Showing the strong influence of the Pre-Raphaelites, particularly De Morgan’s chief inspirer Edward Coley Burne-Jones, the 17 x 14in (44 x 36cm) gold pastel and black chalk on dark wove paper depicts a young woman on a rocky plinth supported by an angel carrying a scythe. De Morgan created it in 1885, two years before she married William.
Welcoming death rather than fearing it was a common theme in the artist’s oeuvre and she painted two more Angel of Death works, both executed in oil. They were produced either side of the drawing in 1880 and 1890 and later came into the possession of the De Morgan Foundation. (The latter oil was lost in 1991 when a fire raged through an art storage unit in London where some of its collection was held.)
Given that the gold pastel post-dated the initial oil, the auction house concluded that it was “quite certain” it was done either for the artist’s own pleasure, or as a gift or commission from an admirer of the oil painting.

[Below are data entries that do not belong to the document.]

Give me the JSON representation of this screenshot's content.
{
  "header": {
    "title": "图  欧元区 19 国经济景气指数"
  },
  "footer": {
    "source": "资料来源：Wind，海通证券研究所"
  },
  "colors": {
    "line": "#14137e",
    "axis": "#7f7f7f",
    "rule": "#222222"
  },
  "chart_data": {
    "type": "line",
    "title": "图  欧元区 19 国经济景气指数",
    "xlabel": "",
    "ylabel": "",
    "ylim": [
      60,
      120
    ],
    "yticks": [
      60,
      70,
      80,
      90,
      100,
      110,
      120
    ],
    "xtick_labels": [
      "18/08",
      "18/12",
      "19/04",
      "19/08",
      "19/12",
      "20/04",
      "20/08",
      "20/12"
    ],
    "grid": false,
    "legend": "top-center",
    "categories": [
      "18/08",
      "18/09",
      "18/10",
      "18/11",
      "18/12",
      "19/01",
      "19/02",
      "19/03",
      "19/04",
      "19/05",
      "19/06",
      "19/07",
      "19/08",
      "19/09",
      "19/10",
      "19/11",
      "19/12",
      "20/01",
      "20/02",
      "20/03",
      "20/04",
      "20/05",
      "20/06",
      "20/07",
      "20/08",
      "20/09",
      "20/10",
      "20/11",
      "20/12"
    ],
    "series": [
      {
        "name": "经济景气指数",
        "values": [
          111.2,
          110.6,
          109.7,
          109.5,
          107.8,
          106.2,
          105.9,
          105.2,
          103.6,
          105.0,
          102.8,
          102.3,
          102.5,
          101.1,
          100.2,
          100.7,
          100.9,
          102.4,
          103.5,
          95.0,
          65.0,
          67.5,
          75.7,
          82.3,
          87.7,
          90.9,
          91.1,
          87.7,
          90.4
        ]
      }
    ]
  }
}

Estimated at an attractive £8000- 12,000, it drew multiple bids from the phone, the room and the internet, including from several London dealers, before it was knocked down at £39,000. According to Dominic Winter specialist Nathan Winter, it was secured by a “particularly well-known agency” based in London, bidding on behalf of a private client.
“I think alluding to its market rarity [in the catalogue note] was a factor in its performance at auction,” said Winter. “The very fact that it is a gold drawing must also have drawn attention and excitement. It’s what you would call a ‘presentation drawing’ – a tour de force of the artist’s powers.”
The price is a significant leap on the previous high for an Evelyn De Morgan drawing, thought to be the £14,000 paid at Christie’s London in June 2015 for a black and white chalk on grey-brown paper study of Grief for the painting In Memoriam.
More De Morgan
The Angel of Death made up the lion’s share of the £63,790 total for the Clayton-Stamm collection at Dominic Winter. The rest of the group came from a large single folio of drawings, a portion of which had already been dispersed in the summer.
Condition was generally good, but a few of the larger drawings had damp staining to the edges.
Half a dozen UK-based private buyers absorbed all the material here.
Lot 40 featured 19 sketches and watercolours based on paintings by the Old Masters of the Italian Renaissance, including a detail from Andrea Mantegna’s Adoration of The Magi and a pencil study of Michelangelo’s Crouching Boy. The £300-400 guide was easily bettered and it was knocked down at £4600.
A quartet of accomplished charcoal studies of male nudes, executed while De Morgan was a student at the Slade School of Art in London, was also on offer. The artist was one of the first three women to enrol in the Slade in 1873, after spending a short time at the South Kensington National Art Training School. The group sold for £1900, over three times the top guide.
Interest in De Morgan’s work has risen at the top end, where several high prices have been recorded in recent years. In May 2017, Sotheby’s New York set a new artist’s record at a premium-inclusive $360,500 (around £279,460) for De Morgan’s 1886 depiction of the water nymph Clytie. This was more than double what it had made when it last appeared at auction in 1991 at Christie’s London.
“Evelyn’s reputation for quite a while rested in the shadow of her husband, William, who was recognised much earlier,” said Winter. “But I think prices for her works are on the rise and I would say they are set to go a bit further.”